In a novel exploring the fragile ties of friendship, love, and family, Brown (Come Away With Me, 2015) takes on the loaded subject of surrogate motherhood between a pair of best friends—and the unforeseen turmoil and tragedy that result.
Hannah and Kate have been linked at the hip since fifth grade, and they possess the sort of easy intimacy—a constant daily connection—that some only find with family members or spouses and some find, well, never at all. Both in their mid-30s and happily ensconced in Bay Area homes with sweet, doting husbands, just one thing mars their otherwise idyllic-seeming friendship: the fact that Hannah and her husband, Ben, have been frantically trying to conceive for years, while Kate and husband David are already parents to two young daughters. Hannah wants to become a mother so badly, the subject of other people's babies can transform her into a seething pit of envy and pain.
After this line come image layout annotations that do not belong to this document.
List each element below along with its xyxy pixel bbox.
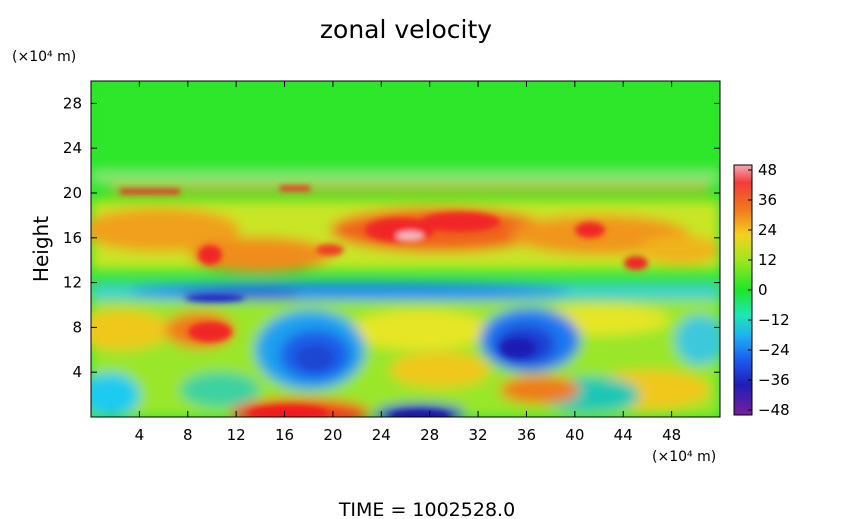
x-unit-label: (×10⁴ m)	[652, 449, 716, 465]
colorbar-tick-label: 36	[758, 191, 777, 209]
colorbar-tick-label: −24	[758, 341, 790, 359]
y-axis-label: Height	[29, 216, 53, 282]
x-tick-label: 48	[662, 426, 681, 444]
colorbar-tick-label: −12	[758, 311, 790, 329]
colorbar-tick-label: 0	[758, 281, 768, 299]
y-axis: 4 8 12 16 20 24 28	[63, 94, 720, 381]
colorbar-ticks: 48 36 24 12 0 −12 −24 −36 −48	[748, 161, 790, 419]
colorbar-tick-label: 12	[758, 251, 777, 269]
x-tick-label: 8	[183, 426, 193, 444]
colorbar-tick-label: −48	[758, 401, 790, 419]
colorbar-tick-label: 48	[758, 161, 777, 179]
x-tick-label: 44	[614, 426, 633, 444]
y-tick-label: 4	[72, 363, 82, 381]
x-tick-label: 16	[275, 426, 294, 444]
y-tick-label: 8	[72, 318, 82, 336]
y-tick-label: 20	[63, 184, 82, 202]
heatmap-field	[91, 81, 720, 417]
y-tick-label: 12	[63, 274, 82, 292]
colorbar-tick-label: −36	[758, 371, 790, 389]
chart-title: zonal velocity	[320, 15, 492, 44]
x-tick-label: 12	[227, 426, 246, 444]
y-tick-label: 16	[63, 229, 82, 247]
colorbar-tick-label: 24	[758, 221, 777, 239]
x-tick-label: 28	[420, 426, 439, 444]
time-footer: TIME = 1002528.0	[338, 499, 515, 519]
y-tick-label: 24	[63, 139, 82, 157]
x-tick-label: 32	[469, 426, 488, 444]
x-axis: 4 8 12 16 20 24 28 32 36 40 44 48	[135, 81, 681, 444]
x-tick-label: 20	[323, 426, 342, 444]
x-tick-label: 36	[517, 426, 536, 444]
y-tick-label: 28	[63, 94, 82, 112]
x-tick-label: 24	[372, 426, 391, 444]
x-tick-label: 4	[135, 426, 145, 444]
y-unit-label: (×10⁴ m)	[12, 49, 76, 65]
plot-frame	[90, 80, 721, 418]
x-tick-label: 40	[565, 426, 584, 444]
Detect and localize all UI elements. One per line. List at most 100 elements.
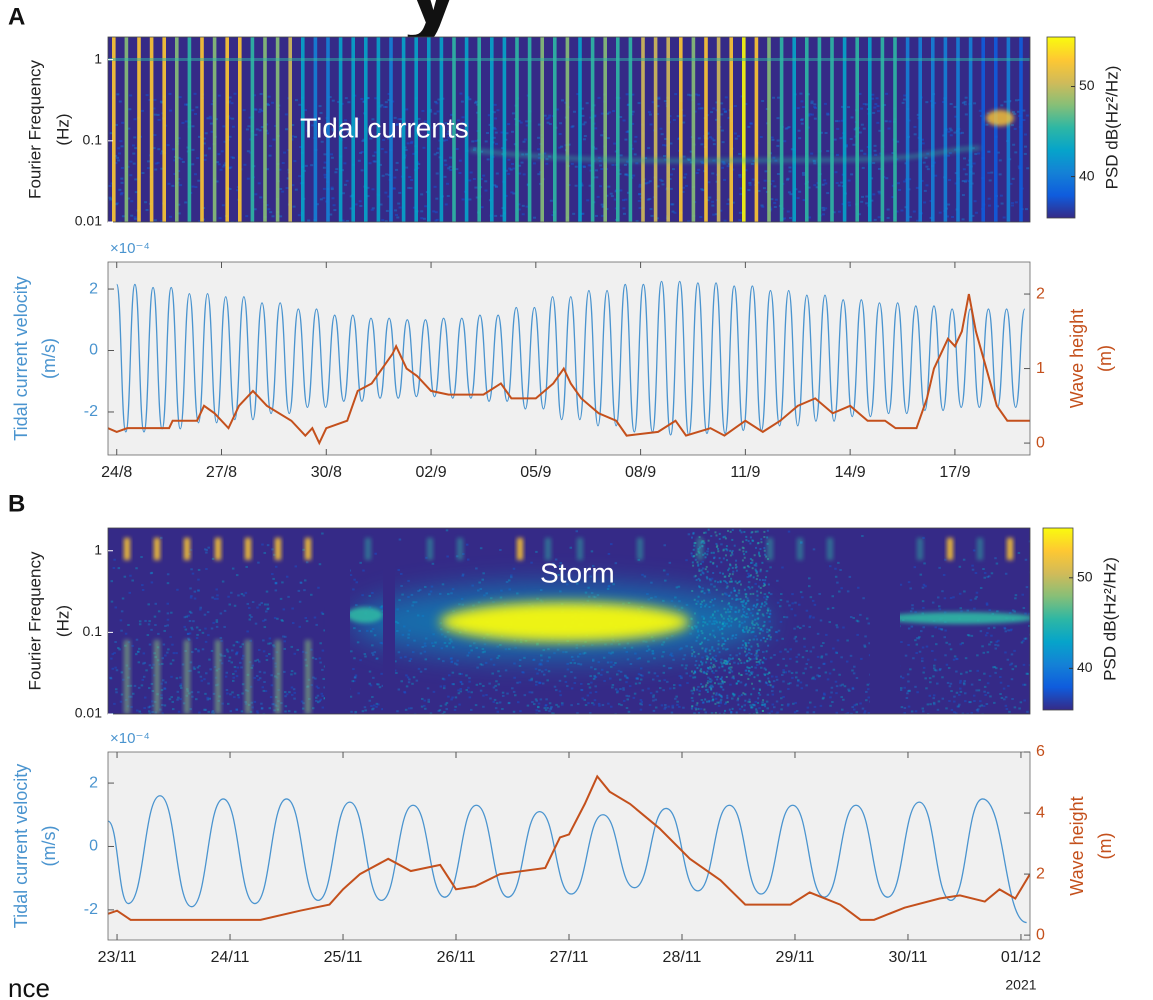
spectrogram-speckle bbox=[125, 633, 128, 635]
spectrogram-speckle bbox=[874, 154, 877, 156]
spectrogram-speckle bbox=[707, 677, 710, 679]
spectrogram-speckle bbox=[361, 169, 364, 171]
spectrogram-speckle bbox=[786, 601, 789, 603]
spectrogram-speckle bbox=[1003, 216, 1006, 218]
spectrogram-speckle bbox=[229, 693, 232, 695]
spectrogram-speckle bbox=[945, 707, 948, 709]
spectrogram-speckle bbox=[838, 185, 841, 187]
spectrogram-speckle bbox=[192, 186, 195, 188]
spectrogram-stripe bbox=[994, 37, 998, 222]
spectrogram-speckle bbox=[814, 706, 817, 708]
spectrogram-speckle bbox=[410, 179, 413, 181]
spectrogram-speckle bbox=[204, 614, 207, 616]
spectrogram-speckle bbox=[885, 120, 888, 122]
spectrogram-speckle bbox=[701, 587, 704, 589]
spectrogram-speckle bbox=[704, 698, 706, 700]
spectrogram-tip bbox=[1007, 538, 1013, 560]
spectrogram-speckle bbox=[491, 673, 494, 675]
spectrogram-speckle bbox=[321, 695, 324, 697]
spectrogram-speckle bbox=[722, 593, 724, 595]
spectrogram-speckle bbox=[1020, 701, 1023, 703]
spectrogram-speckle bbox=[364, 655, 367, 657]
spectrogram-speckle bbox=[834, 568, 837, 570]
spectrogram-speckle bbox=[710, 688, 712, 690]
spectrogram-speckle bbox=[900, 584, 903, 586]
spectrogram-speckle bbox=[601, 113, 604, 115]
spectrogram-speckle bbox=[115, 688, 118, 690]
spectrogram-speckle bbox=[302, 708, 305, 710]
y2-tick-label: 4 bbox=[1036, 804, 1045, 821]
spectrogram-speckle bbox=[691, 552, 693, 554]
spectrogram-speckle bbox=[233, 677, 236, 679]
spectrogram-speckle bbox=[420, 193, 423, 195]
spectrogram-speckle bbox=[151, 683, 154, 685]
spectrogram-speckle bbox=[807, 707, 810, 709]
spectrogram-tip bbox=[767, 538, 773, 560]
spectrogram-speckle bbox=[196, 634, 199, 636]
spectrogram-speckle bbox=[720, 683, 723, 685]
spectrogram-speckle bbox=[838, 591, 841, 593]
spectrogram-speckle bbox=[717, 581, 719, 583]
spectrogram-speckle bbox=[840, 656, 843, 658]
spectrogram-speckle bbox=[396, 216, 399, 218]
spectrogram-speckle bbox=[570, 662, 573, 664]
spectrogram-speckle bbox=[735, 654, 738, 656]
spectrogram-stripe bbox=[918, 37, 922, 222]
spectrogram-speckle bbox=[877, 105, 880, 107]
spectrogram-speckle bbox=[271, 102, 274, 104]
spectrogram-speckle bbox=[609, 678, 612, 680]
spectrogram-speckle bbox=[909, 587, 912, 589]
spectrogram-speckle bbox=[750, 593, 752, 595]
spectrogram-speckle bbox=[598, 661, 601, 663]
spectrogram-speckle bbox=[910, 610, 913, 612]
spectrogram-speckle bbox=[570, 704, 573, 706]
spectrogram-speckle bbox=[946, 664, 949, 666]
spectrogram-speckle bbox=[612, 684, 615, 686]
spectrogram-speckle bbox=[808, 585, 811, 587]
spectrogram-speckle bbox=[993, 627, 996, 629]
spectrogram-speckle bbox=[364, 709, 367, 711]
spectrogram-speckle bbox=[788, 170, 791, 172]
spectrogram-speckle bbox=[461, 101, 464, 103]
spectrogram-speckle bbox=[777, 97, 780, 99]
spectrogram-speckle bbox=[878, 191, 881, 193]
spectrogram-speckle bbox=[939, 608, 942, 610]
spectrogram-speckle bbox=[443, 685, 446, 687]
spectrogram-speckle bbox=[134, 685, 137, 687]
spectrogram-stripe bbox=[578, 37, 582, 222]
spectrogram-speckle bbox=[907, 673, 910, 675]
spectrogram-speckle bbox=[113, 567, 116, 569]
spectrogram-speckle bbox=[937, 596, 940, 598]
spectrogram-speckle bbox=[708, 197, 711, 199]
spectrogram-speckle bbox=[775, 631, 778, 633]
spectrogram-speckle bbox=[697, 564, 699, 566]
x-tick-label: 14/9 bbox=[835, 464, 866, 481]
spectrogram-speckle bbox=[847, 106, 850, 108]
spectrogram-speckle bbox=[597, 672, 600, 674]
spectrogram-speckle bbox=[354, 676, 357, 678]
spectrogram-speckle bbox=[256, 675, 258, 677]
spectrogram-speckle bbox=[305, 165, 308, 167]
spectrogram-speckle bbox=[404, 692, 407, 694]
spectrogram-speckle bbox=[755, 708, 757, 710]
spectrogram-speckle bbox=[259, 129, 262, 131]
spectrogram-stripe bbox=[641, 37, 645, 222]
spectrogram-speckle bbox=[829, 621, 832, 623]
spectrogram-speckle bbox=[800, 100, 803, 102]
spectrogram-speckle bbox=[710, 535, 712, 537]
spectrogram-speckle bbox=[694, 655, 696, 657]
spectrogram-speckle bbox=[794, 702, 797, 704]
spectrogram-speckle bbox=[466, 689, 469, 691]
spectrogram-speckle bbox=[694, 542, 696, 544]
spectrogram-speckle bbox=[256, 128, 259, 130]
panel-label: A bbox=[8, 3, 25, 30]
spectrogram-speckle bbox=[754, 654, 757, 656]
spectrogram-speckle bbox=[716, 565, 718, 567]
spectrogram-speckle bbox=[149, 664, 152, 666]
spectrogram-speckle bbox=[281, 581, 284, 583]
spectrogram-speckle bbox=[334, 171, 337, 173]
spectrogram-speckle bbox=[589, 692, 592, 694]
spectrogram-speckle bbox=[760, 570, 762, 572]
spectrogram-speckle bbox=[989, 695, 992, 697]
spectrogram-speckle bbox=[767, 610, 769, 612]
After a fresh round of fertility tests in which her doctor essentially tells Hannah to start looking into other options, she’s understandably shattered. She has an off-putting aversion to adoption, which Brown doesn't really bother to explain, so Hannah immediately begins mulling over hiring a surrogate. When Kate steps up to the plate instead, offering not only to carry the baby, but her own eggs as well, Hannah and Ben find little reason to say no, and they excitedly begin the process. Kate quickly gets pregnant using Ben's sperm (it's a boy!), and everything moves along promisingly—until a series of dramatic health crises befall Kate, threatening to derail, well, everything. Lawyers become involved, as do protesters, and the four friends’ bonds are tested to a degree no one would wish on a distant enemy.
A compelling premise with a plot that intensifies satisfyingly in the second half, this book is a good bet for readers who don’t shy away from difficult moral questions swirling around a sometimes-sappy center.